A infância não é uma preparação para a vida adulta — ela é a vida. Um tempo pleno, rico em descobertas, sensações, afetos e vínculos. As marcas deixadas nessa fase reverberam ao longo de toda a existência, de forma positiva ou desfavorável ao desenvolvimento integral do ser. O compromisso da escola e das famílias é educar para ser, para que as crianças tornem-se seres humanos no sentido literal do termo e “não apenas seres informados” (REICHERT, 2011, p. 12).

Nesse período, formam-se as bases emocionais, cognitivas e sociais de toda a existência. É quando se planta — com delicadeza — o que florescerá no caráter do ser humano. É quando a criança conserva sua curiosidade nata, a genuína vontade de aprender e de descobrir o mundo.

A filósofa alemã Hannah Arendt (2014) nos provoca — e, por assim dizer, nos incentiva — a compreender que é responsabilidade dos adultos, escola e família, em trabalho colaborativo, apresentar o mundo material e imaterial às crianças. A partir desse filosofar, dessa provocação, compreendo que é na vida vivida na realidade, fomentada pela curiosidade que permeia as experiências sensoriais — ou seja, ações que envolvem tato, olfato, audição, visão e gustação — que as crianças encontram oportunidades de desenvolvimento. Isso deve estar aliado às ações que favorecem o aprimoramento da coordenação motora ampla e fina.

As fases do desenvolvimento infantil têm seu tempo estimado pela ciência; contudo, cada criança possui sua singularidade e seu próprio ritmo de desenvolvimento. Os marcos do desenvolvimento infantil oferecem uma perspectiva orientadora para identificar em que nível cada criança se encontra. Isso significa que cada situação precisa ser avaliada com cautela e por especialistas. Porém, nesse contexto, cautela é sinônimo de agir com agilidade e serenidade, de modo que cada etapa promova o amadurecimento das aptidões nas idades preciosas e sensíveis da infância (REICHERT, 2011). Por isso, a atenção integral ao desenvolvimento da criança é crucial para o florescimento de seu potencial.

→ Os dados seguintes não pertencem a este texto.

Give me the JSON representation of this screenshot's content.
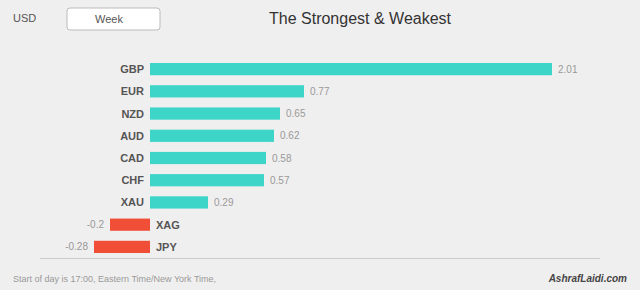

Anos sensíveis - oportunidades únicas?

Desde a gestação até os 12 anos de idade, vivemos o que Reichert (2011) chama de anos preciosos e sensíveis, período em que há uma profunda abertura para o desenvolvimento de virtudes humanas, tais como: (a) temperamento, (b) afetividade, (c) confiança básica, (d) autonomia, (e) vontade própria, (f) iniciativa, (g) curiosidade, (h) impulso intelectual e (i) gosto pelo trabalho e pela aprendizagem. A autora discorre sobre essas virtudes, mas também aborda os vícios humanos em sua obra, que fora publicada em diversos países.

Esse é o único período para o desenvolvimento? De forma ampla, a resposta é sim. É na infância que aprendemos, florescemos e desenvolvemos todo o nosso potencial.

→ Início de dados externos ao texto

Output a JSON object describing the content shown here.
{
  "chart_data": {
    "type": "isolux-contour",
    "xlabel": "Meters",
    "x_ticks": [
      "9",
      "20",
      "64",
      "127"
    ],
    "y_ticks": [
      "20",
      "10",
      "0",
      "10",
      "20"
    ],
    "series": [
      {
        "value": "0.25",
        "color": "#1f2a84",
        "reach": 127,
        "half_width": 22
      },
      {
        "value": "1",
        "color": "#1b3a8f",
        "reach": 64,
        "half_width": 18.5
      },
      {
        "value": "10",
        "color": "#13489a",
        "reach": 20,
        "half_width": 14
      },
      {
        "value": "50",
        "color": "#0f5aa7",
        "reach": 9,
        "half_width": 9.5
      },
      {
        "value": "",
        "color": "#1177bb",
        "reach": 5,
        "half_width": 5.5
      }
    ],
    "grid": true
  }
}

Mas, se essa fase passar e a oportunidade for perdida, é possível aprender em outro momento? Talvez sim, pois, como já foi dito, cada pessoa é única e possui potencial para construir e/ou ampliar suas aptidões e virtudes. No entanto, a infância compreende períodos delicados que, se não forem bem acompanhados, podem tornar-se portas de entrada para vícios emocionais e comportamentais, como intolerância, ansiedade, insegurança e apatia — fatores que podem comprometer a continuidade das aprendizagens.

É preciso estarmos atentos para que nós, adultos, não percamos nenhuma fase e nenhum aprendizado essencial ao amadurecimento saudável da criança. Ela nasce com potencial, mas muitas vezes a sociedade o poda, por não ouvi-la, por não observá-la e, principalmente, por não estar com ela em uma presença genuinamente acolhedora e formadora de vínculos.

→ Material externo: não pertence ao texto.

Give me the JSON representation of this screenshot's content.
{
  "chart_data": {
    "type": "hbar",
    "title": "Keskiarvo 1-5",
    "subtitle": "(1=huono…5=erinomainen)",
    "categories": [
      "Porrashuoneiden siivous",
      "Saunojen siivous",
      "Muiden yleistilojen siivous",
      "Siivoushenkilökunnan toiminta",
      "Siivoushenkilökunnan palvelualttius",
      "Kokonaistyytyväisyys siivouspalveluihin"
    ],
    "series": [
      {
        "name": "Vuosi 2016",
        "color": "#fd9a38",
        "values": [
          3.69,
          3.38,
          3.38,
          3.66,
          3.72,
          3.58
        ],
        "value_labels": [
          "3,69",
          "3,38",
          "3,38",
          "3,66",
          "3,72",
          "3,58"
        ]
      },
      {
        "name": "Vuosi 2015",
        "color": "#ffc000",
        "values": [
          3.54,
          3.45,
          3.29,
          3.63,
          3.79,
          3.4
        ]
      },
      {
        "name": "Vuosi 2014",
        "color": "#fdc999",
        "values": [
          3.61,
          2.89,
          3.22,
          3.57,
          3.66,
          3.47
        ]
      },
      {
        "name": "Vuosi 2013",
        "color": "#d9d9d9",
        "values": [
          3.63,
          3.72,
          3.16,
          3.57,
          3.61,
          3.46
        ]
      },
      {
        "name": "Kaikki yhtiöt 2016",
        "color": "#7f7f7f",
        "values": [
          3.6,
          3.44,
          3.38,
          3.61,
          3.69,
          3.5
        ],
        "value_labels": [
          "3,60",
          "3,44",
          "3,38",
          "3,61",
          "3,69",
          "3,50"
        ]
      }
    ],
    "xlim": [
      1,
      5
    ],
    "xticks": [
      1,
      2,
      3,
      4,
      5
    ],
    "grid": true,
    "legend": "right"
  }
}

É necessário, portanto, atenção e ação no tempo certo.

Educar na realidade, na simplicidade e na curiosidade

A verdadeira aprendizagem acontece no mundo real: no brincar livre, no contato com a natureza, nas conversas olho no olho, nas pequenas experiências do dia a dia, no ócio criativo e no despertar da curiosidade. Catherine L’ecuyer, criadora da Teoria da Aprendizagem Educar na Curiosidade, descrita em seu livro publicado em 2015, afirma que a curiosidade é inata nas crianças. Contudo, pode ser sufocada quando lhes oferecemos estímulos que saturam seus sentidos e reduzem sua capacidade de levantar hipóteses, buscar respostas e formular novas perguntas.

Queremos crianças quietas, para quê? Para que sejam obedientes, passivas, sem vontade própria? E, quando chegam à adolescência, desejamos que sejam autônomas, estudiosas e criativas. No entanto, muitas vezes, podamos essas potencialidades justamente na infância — uma fase sensível e fundamental, que serve de base para todas as outras etapas da vida.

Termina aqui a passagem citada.